Но только гниющие сараи — это лишнее.

А люди не хотят лишнего. Люди хотят приятного, ну и еще иногда полезного, раз уж деваться им некуда, раз уж надо им еще раз съездить за сумкой с документами на Каширское шоссе.

Люди хотят жахнуть сто, потом двести, потом потерять сумку с документами, включить Лану Дель Рэй — и гулять, гулять по берегу Волги, впадающей в Атлантический океан.

А покупать носочки шерстяные и массажеры для головы, и под барабанный бой идти в темноте на морозе искать корпус восемь, когда вокруг все закрыто на спецобслуживание, кроме гниющих сараев, — они не хотят, да и все.
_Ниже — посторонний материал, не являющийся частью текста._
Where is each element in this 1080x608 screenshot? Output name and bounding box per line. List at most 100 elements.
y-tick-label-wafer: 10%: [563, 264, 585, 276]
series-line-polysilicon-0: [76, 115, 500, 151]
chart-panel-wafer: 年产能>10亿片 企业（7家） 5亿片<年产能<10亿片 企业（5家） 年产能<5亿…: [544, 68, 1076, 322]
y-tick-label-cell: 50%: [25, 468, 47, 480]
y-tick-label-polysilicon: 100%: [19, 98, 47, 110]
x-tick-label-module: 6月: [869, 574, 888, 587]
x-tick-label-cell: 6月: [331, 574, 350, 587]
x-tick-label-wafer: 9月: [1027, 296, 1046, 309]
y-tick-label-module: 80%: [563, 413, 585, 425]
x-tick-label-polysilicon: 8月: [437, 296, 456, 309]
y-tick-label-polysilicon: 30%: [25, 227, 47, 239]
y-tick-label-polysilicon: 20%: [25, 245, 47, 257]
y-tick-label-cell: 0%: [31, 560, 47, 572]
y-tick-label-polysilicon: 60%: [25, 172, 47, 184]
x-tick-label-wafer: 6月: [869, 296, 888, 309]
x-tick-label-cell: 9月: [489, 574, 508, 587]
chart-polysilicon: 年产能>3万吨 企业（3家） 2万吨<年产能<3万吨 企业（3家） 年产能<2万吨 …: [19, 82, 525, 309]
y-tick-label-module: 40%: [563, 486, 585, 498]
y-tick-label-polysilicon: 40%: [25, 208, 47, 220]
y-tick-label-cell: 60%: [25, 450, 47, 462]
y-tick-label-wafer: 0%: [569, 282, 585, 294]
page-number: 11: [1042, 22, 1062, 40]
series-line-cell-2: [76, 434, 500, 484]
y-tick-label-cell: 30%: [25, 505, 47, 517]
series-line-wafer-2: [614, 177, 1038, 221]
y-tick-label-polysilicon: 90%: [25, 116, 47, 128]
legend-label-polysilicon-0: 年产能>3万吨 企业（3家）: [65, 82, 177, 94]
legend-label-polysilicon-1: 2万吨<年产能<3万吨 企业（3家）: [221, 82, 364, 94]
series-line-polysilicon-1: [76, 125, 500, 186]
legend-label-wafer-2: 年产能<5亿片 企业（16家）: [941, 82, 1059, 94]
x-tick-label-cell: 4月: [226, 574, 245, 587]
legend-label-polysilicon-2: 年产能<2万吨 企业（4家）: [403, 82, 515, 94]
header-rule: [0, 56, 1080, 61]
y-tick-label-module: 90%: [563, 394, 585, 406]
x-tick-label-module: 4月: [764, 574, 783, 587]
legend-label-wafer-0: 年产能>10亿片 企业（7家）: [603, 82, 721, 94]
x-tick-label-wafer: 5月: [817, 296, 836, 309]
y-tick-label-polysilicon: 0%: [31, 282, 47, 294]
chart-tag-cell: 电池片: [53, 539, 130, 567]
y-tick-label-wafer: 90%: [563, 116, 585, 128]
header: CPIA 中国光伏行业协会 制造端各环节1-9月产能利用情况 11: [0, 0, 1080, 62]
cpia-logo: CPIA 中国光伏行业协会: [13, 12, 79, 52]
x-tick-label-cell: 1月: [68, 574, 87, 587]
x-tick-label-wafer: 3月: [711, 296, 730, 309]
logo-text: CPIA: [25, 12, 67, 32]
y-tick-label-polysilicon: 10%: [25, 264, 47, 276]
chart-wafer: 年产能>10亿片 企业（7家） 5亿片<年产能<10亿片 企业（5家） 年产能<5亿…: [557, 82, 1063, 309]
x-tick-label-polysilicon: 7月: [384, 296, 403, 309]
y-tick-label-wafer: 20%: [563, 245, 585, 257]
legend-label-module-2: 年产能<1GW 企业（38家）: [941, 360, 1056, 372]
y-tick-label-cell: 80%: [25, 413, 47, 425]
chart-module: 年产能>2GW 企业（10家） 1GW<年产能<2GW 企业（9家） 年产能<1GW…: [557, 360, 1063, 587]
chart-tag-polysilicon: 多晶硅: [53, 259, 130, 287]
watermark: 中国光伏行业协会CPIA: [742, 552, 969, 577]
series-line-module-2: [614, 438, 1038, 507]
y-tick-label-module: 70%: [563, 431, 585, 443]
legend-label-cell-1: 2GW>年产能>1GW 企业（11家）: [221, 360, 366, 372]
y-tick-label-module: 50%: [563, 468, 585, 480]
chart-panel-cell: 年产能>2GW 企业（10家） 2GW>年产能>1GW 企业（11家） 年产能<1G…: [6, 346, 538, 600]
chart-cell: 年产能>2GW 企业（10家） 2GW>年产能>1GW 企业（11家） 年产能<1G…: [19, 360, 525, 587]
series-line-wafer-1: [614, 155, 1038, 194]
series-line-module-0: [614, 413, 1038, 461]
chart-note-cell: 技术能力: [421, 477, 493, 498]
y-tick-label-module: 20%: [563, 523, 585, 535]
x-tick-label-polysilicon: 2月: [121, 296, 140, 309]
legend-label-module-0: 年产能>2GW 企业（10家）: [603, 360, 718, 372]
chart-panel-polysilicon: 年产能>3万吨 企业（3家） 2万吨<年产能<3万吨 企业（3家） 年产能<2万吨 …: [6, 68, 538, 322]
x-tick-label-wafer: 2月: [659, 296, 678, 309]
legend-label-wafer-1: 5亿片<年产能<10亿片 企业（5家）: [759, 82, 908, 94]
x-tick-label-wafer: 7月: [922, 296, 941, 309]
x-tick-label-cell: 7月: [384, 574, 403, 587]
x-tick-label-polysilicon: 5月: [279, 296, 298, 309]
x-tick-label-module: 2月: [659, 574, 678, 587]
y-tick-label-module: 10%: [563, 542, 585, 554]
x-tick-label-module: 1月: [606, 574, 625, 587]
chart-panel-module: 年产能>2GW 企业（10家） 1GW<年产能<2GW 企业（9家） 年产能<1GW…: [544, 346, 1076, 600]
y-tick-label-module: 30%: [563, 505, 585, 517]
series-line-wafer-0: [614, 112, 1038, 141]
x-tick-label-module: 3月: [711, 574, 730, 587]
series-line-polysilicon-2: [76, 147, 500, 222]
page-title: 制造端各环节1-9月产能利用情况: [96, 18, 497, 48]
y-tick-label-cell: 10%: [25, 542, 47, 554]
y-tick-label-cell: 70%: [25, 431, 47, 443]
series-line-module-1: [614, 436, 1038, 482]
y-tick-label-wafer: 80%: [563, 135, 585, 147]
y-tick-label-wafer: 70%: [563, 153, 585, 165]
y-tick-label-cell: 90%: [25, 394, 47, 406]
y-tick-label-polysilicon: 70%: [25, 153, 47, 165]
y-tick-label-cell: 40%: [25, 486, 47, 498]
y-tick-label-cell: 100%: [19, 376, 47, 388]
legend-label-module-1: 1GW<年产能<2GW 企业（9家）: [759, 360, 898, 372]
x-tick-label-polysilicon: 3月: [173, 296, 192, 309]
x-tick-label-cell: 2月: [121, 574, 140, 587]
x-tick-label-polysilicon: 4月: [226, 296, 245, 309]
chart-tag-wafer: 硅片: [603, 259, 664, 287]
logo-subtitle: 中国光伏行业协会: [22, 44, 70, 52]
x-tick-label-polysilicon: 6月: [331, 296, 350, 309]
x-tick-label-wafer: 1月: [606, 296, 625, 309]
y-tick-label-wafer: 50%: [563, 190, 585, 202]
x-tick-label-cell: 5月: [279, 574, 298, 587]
Они хотят, чтобы благодарность была, а глины — не было.

Что ж, дай им Бог.

И все-таки каждый из них однажды выберет что-то другое. То, что нельзя назвать ни полезным, ни уж точно приятным.

Выберет лишнее.

Или это лишнее — выберет его само.

И тогда человек, которому пришлось выбрать лишнее, ляжет в нелепый и узкий ящик, крышка от которого сначала будет лежать отдельно, а потом ее, крышку, опустят прямо над головой у этого человека, и закроют ее наглухо, и поднимут лежащего в ящике человека, и отнесут его к вырытой заранее глубокой яме — скажите, ну много ли смысла рыть для человека глубокую яму? разве это полезно? разве это приятно? — и осторожно спустят человека, лежащего в ящике, вниз, на дно ямы, и начнут закидывать его землей — но зачем? делать им, что ли, нечего? — а потом станут забрасывать его землей целыми лопатами, пока его ящик не пропадет под землей, и, закончив работу, уйдут, а он останется в ящике — и тогда что, объясните, он сможет сделать, находясь там, полезного или приятного? Разве он сможет увидеть оттуда — Атлантический океан? Разве он сможет услышать оттуда — Лану Дель Рэй? Разве он сможет понять, чем безветренная, нежная осень — отличается от зимы?

Для него теперь что благодарность, что глина во рту, — все одинаково лишнее.

Для него, кроме лишнего, — в жизни уже ничего не осталось.